Pascal explique pourquoi l'être humain ne parvient jamais au bonheur : « Nous ne nous tenons jamais au présent. Nous anticipons l'avenir comme trop lent, et comme pour le hâter; ou nous rappelons le passé pour l'arrêter comme trop prompt […] et si vains, que nous songeons à ceux [aux temps] qui ne sont point, et laissons échapper sans réflexion le seul qui subsiste. »
Selon moi, c'est encore un aspect au XXIe siècle qui préoccupe passablement les humains. Il y a eu par le passé certains clivages importants comme : le bien, Dieu et le paradis opposés au mal, à Satan et à l'enfer... les riches, l'idéologie capitaliste et l'argent versus les pauvres, l'idéologie socialiste et les valeurs morales. Cependant, au niveau plus personnel ce qui préoccupe l'être humain, souvent inconsciemment, c'est l'opposition entre Descartes et Pascal, c'est-à-dire l'éternel mouvement du balancier entre la rationalité et les sentiments. Pratiquement tout le monde utilise un peu des deux, certains penchent plus d'un côté ou de l'autre, et il n'y a aucun chemin meilleur qu'un autre.

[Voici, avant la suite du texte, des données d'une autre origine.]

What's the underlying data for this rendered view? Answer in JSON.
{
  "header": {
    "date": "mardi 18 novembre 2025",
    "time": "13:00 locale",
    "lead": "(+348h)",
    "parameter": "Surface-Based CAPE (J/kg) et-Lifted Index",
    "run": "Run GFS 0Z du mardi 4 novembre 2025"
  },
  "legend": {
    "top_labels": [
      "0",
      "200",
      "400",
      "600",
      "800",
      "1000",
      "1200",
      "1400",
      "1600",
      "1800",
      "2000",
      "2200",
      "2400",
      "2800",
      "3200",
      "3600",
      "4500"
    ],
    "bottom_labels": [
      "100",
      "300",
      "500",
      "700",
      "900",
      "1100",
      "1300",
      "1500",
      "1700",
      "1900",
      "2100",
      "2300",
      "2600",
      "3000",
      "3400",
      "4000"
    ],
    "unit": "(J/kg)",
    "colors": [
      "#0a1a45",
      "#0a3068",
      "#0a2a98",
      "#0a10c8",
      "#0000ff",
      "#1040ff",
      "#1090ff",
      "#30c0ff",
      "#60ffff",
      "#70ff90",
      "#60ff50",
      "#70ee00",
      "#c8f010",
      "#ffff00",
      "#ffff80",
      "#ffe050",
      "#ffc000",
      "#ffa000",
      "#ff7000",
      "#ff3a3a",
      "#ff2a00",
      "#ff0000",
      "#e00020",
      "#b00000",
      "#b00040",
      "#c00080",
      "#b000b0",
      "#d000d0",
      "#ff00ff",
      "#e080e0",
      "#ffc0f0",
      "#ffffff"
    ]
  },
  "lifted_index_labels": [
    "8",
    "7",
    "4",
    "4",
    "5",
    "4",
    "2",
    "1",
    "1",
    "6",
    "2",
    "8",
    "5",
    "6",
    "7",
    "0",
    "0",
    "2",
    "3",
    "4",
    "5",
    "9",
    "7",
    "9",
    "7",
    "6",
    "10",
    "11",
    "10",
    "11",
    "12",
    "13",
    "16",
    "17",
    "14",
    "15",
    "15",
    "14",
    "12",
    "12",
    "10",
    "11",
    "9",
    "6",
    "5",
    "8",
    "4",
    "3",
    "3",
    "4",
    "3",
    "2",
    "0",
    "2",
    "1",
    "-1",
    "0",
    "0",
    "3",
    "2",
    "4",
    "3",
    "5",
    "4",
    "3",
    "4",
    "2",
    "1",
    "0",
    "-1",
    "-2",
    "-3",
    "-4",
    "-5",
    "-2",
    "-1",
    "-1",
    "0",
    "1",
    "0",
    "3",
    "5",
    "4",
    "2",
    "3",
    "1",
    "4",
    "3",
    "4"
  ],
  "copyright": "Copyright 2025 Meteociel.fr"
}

On dira qu'un diplômé du secteur des finances est un être plus rationnel tandis que quelqu'un en Arts ou en travail social est plus près du cœur et des sentiments. Malgré tout, peu importe le chemin parcouru, je crois que c'est dans la nature de l'être humain de toujours vouloir rechercher l'ataraxie, c'est-à-dire la tranquillité absolue de l'âme. C'est pratiquement impossible d'y parvenir, car c'est davantage une notion de perfection que les stoïciens et les épicuriens désiraient atteindre, mais c'est tout de même ce à quoi les êtres humains tentent de rejoindre, pour accéder au but ultime de leur existence, soit le bonheur.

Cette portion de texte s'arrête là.